Storage is an NFS server, or an object store that is S3 compatible.
Cloud federation for a distributed setup over several data centers.
Authentication via an existing LDAP or Active Directory server, or SAML.
.. figure:: images/deprecs-3.png
:scale: 60%
:alt: Network diagram for large enterprise.
* Components
* 4 to 20 application servers with 4 sockets and 64GB RAM.
* 4 DB servers with 4 sockets and 128GB RAM
* 2 Hardware load balancer, for example BIG IP from F5
* NFS storage server as needed.
* Operating system
RHEL 7 with latest service packs.
* SSL Configuration
The SSL termination is done in the load balancer. A standard SSL certificate
is needed, installed according to the load balancer documentation.
* Load Balancer
A redundant hardware load-balancer with heartbeat, for example `F5 Big-IP`_.
This runs two load balancers in front of the application servers.
* Database
MySQL/MariaDB Galera Cluster with 4x master -- master replication.
* Backup
Minimum daily backup without downtime. All MySQL/MariaDB statements should
be replicated to a backup MySQL/MariaDB slave instance.
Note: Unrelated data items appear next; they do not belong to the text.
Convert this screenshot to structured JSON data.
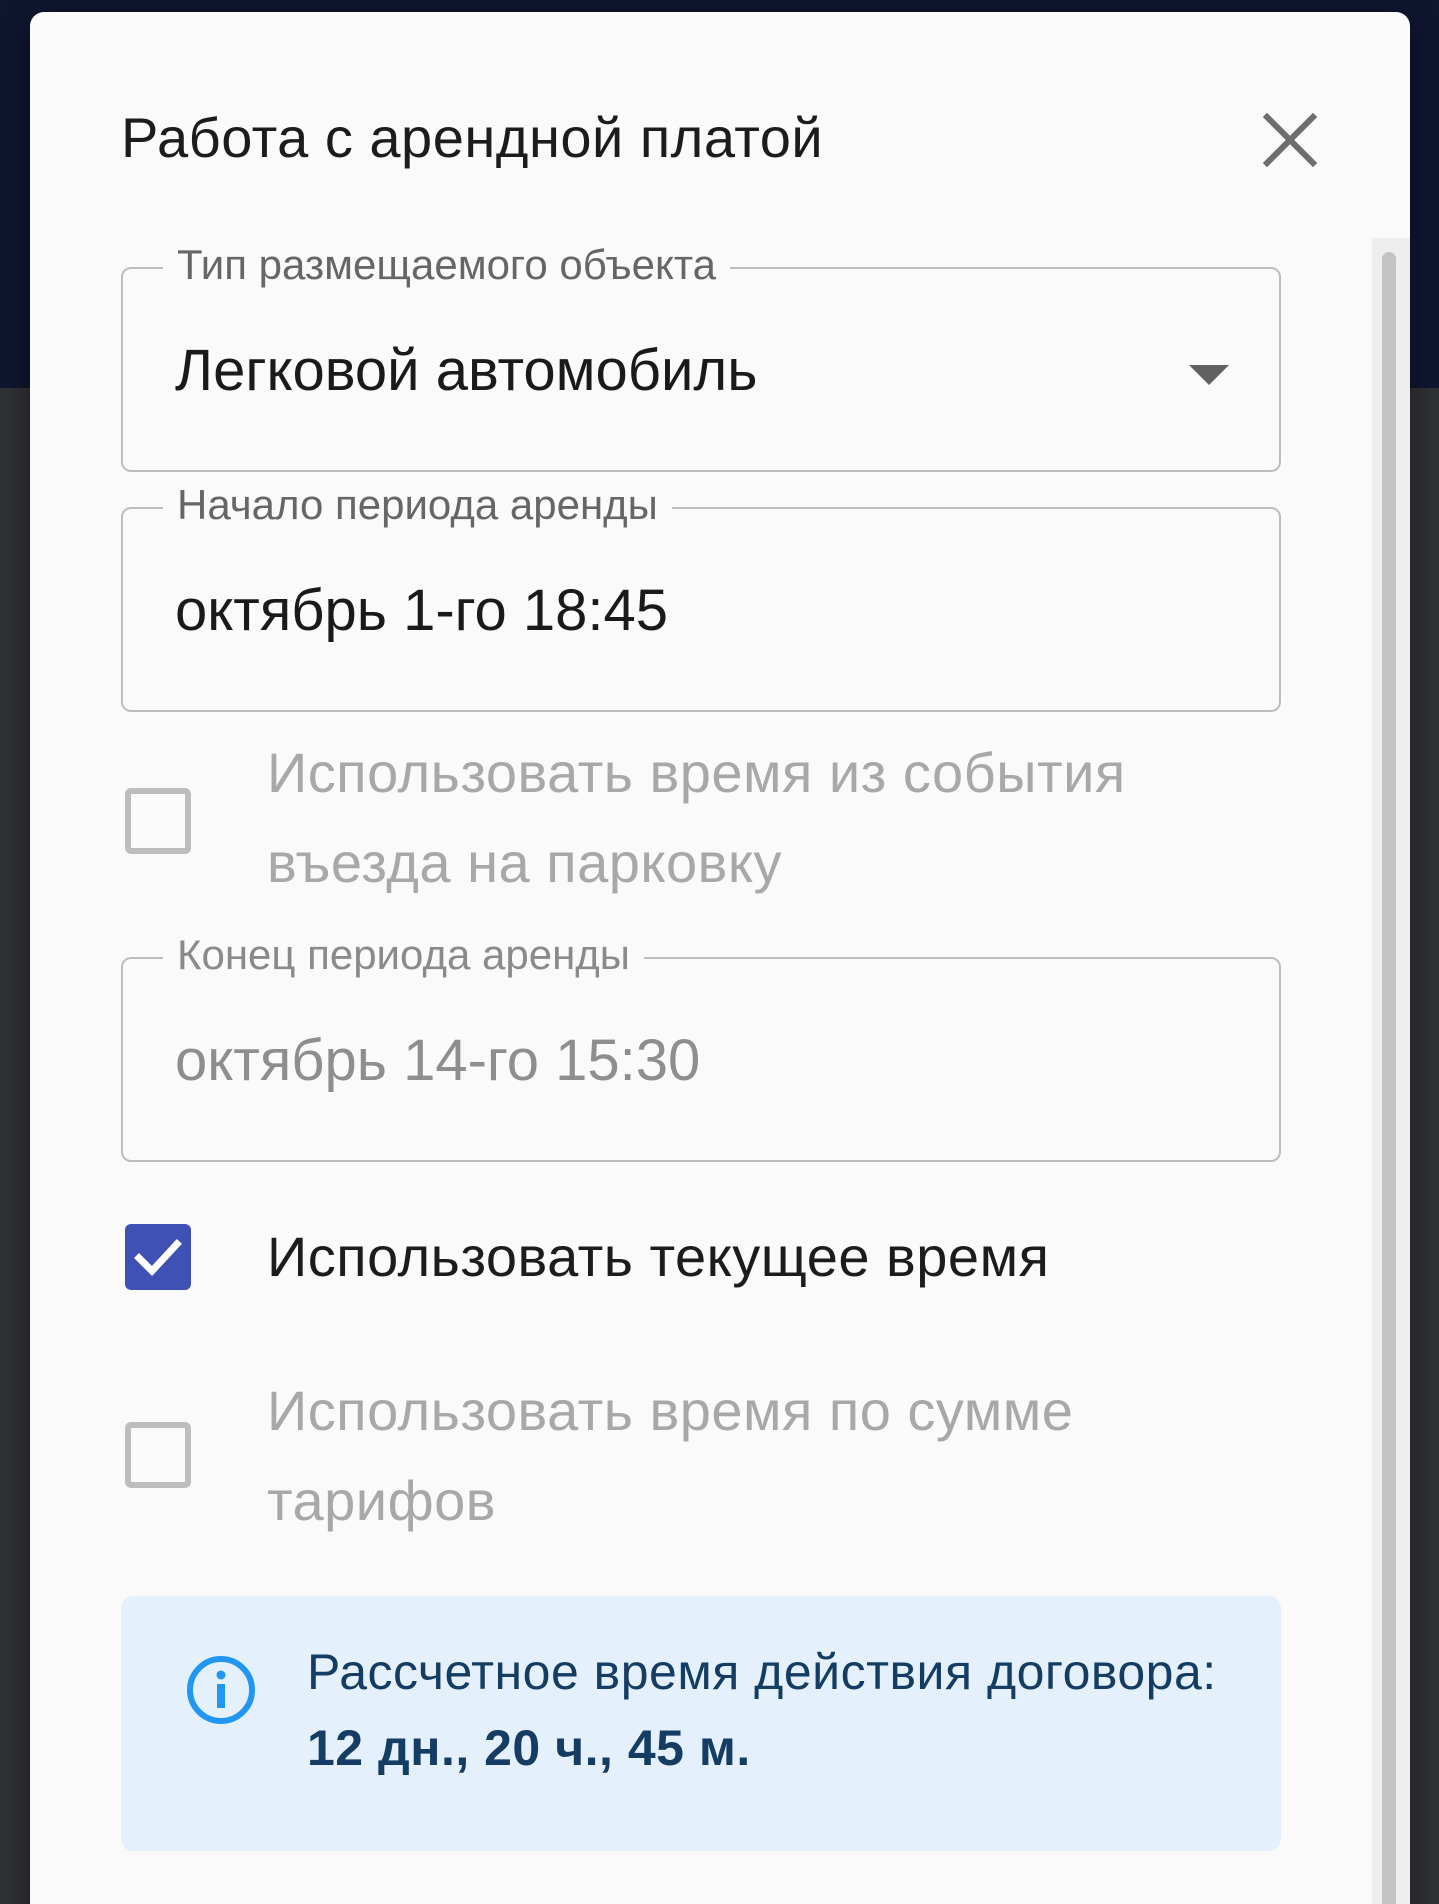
{
  "dialog": {
    "title": "Работа с арендной платой"
  },
  "fields": {
    "object_type": {
      "label": "Тип размещаемого объекта",
      "value": "Легковой автомобиль"
    },
    "period_start": {
      "label": "Начало периода аренды",
      "value": "октябрь 1-го 18:45"
    },
    "period_end": {
      "label": "Конец периода аренды",
      "value": "октябрь 14-го 15:30"
    }
  },
  "checkboxes": {
    "use_entry_event_time": {
      "label": "Использовать время из события въезда на парковку",
      "checked": false
    },
    "use_current_time": {
      "label": "Использовать текущее время",
      "checked": true
    },
    "use_tariff_sum_time": {
      "label": "Использовать время по сумме тарифов",
      "checked": false
    }
  },
  "info": {
    "text": "Рассчетное время действия договора:",
    "value": "12 дн., 20 ч., 45 м."
  },
  "colors": {
    "accent": "#3f51b5",
    "info_bg": "#e4f1fc",
    "info_text": "#153d63",
    "info_icon": "#2196f3"
  },
  "icons": {
    "close": "close-icon",
    "dropdown": "dropdown-arrow-icon",
    "check": "checkmark-icon",
    "info": "info-icon"
  }
}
* Create a snapshot on the NFS storage server.
* At the same time stop the MySQL replication.
* Create a MySQL dump of the backup slave.
* Push the NFS snapshot to the backup.
* Push the MySQL dump to the backup.
* Delete the NFS snapshot.
* Restart MySQL replication.
* Authentication
User authentication via one or several LDAP or Active Directory
servers, or SAML/Shibboleth. (See `User Authentication with LDAP`_ and
`Shibboleth Integration`_.)
* LDAP
Read-only slaves should be deployed on every application server for
optimal scalability.
* Session Management
Redis should be used for the session management storage.
* Caching
Redis for distributed in-memory caching (see `Configuring Memory
Caching`_).
* Storage
An off-the-shelf NFS solution should be used. Examples are IBM Elastic
Storage or RedHAT Ceph. Optionally, an S3 compatible object store can also
be used.
* ownCloud Edition
Enterprise Edition. (See `ownCloud Server or Enterprise Edition`_ for
comparisons of the ownCloud editions.)
Hardware Considerations
-----------------------
* Solid-state drives (SSDs) for I/O.
* Separate hard disks for storage and database, SSDs for databases.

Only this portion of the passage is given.